Williams Highlights State HFA Stability During Pandemic in Interview
The June 2020 edition of Down Payment Report included an interview with NCSHA Executive Director Stockton Williams in which he highlighted that state housing finance agencies have been accessing bond markets and mortgage backed securities to provide affordable homeownership financing for home buyers within their states; that state HFAs are doing as much or more business than they were at this time a year ago; and how state HFAs, through their down payment assistance programs, can play an even bigger role in closing the homeownership gap between people of color and white Americans. Down Payment Report is published monthly by the Down Payment Resource.

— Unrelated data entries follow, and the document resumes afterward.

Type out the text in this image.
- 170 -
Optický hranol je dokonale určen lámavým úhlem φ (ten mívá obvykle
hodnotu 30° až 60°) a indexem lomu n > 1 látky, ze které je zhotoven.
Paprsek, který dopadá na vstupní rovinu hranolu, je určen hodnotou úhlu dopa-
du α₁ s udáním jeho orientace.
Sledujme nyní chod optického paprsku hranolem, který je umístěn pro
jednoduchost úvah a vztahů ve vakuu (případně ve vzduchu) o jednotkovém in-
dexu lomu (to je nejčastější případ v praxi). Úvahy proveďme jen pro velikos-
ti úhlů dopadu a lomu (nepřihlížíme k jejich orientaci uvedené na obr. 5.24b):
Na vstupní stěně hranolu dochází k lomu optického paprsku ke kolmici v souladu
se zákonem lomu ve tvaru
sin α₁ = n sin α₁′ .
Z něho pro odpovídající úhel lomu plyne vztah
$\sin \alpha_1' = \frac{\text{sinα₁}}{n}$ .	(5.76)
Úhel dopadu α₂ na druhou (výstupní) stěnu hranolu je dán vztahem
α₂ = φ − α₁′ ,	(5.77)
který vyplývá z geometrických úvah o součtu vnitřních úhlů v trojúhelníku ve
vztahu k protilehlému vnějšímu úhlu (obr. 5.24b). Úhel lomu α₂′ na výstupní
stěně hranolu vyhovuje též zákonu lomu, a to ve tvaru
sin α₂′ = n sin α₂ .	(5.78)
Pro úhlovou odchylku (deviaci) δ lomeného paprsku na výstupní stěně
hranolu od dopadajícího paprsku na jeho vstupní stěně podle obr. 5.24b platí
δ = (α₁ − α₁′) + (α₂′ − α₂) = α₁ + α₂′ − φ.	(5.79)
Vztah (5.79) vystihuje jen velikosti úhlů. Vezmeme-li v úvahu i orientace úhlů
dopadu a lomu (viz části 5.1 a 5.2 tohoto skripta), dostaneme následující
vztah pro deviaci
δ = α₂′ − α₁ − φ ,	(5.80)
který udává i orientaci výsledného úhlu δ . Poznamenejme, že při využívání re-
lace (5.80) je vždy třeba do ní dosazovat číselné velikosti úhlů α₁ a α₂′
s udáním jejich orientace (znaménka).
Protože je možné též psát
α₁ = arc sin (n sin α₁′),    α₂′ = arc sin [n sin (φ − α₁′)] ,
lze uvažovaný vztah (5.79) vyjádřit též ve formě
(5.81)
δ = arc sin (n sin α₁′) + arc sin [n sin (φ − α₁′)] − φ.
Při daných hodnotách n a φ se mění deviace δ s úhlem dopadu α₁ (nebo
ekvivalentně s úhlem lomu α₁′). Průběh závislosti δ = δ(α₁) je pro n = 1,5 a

Legislative and Regulatory Activities
- July 14 | House Appropriations Committee Markup of FY 2021 HUD Funding Bill
- July 16 | House Financial Services Oversight and Investigations Subcommittee Hearing | Protecting Homeowners During the Pandemic: Oversight of Mortgage Servicers’ Implementation of the CARES Act
- August 7 | Comments Due to NCSHA | CFPB Proposed Rules to Amend Ability-to-Repay/Qualified Mortgage Underwriting Guidelines and to Extend the GSE Patch
- August 14 | Deadline for Comments to NCSHA | IRS/Treasury Housing Credit Compliance Monitoring Regulations
- August 31 | Deadline for Comments | FHFA’s Proposed Capital Framework for Fannie Mae and Freddie Mac
- September 8 | Deadline for Comments | IRS/Treasury Housing Credit Compliance Monitoring Regulations
NCSHA, State HFA, and Industry Events
- August 6 | 2020 Virtual Housing Renaissance
Stockton Williams will participate in this event.
- August 11 | U.S. Bank Home Mortgage Virtual HFA Symposium
Stockton Williams will speak at this event.
- August 24 – 28 | Kansas Housing Conference Online
Stockton Williams will speak at this event.
- October 24 – 27 | NCSHA’s 2020 Conference & Showcase | New Orleans
- November 18 – 20 | AHF Live | Chicago, IL
Stockton Williams will speak at this event.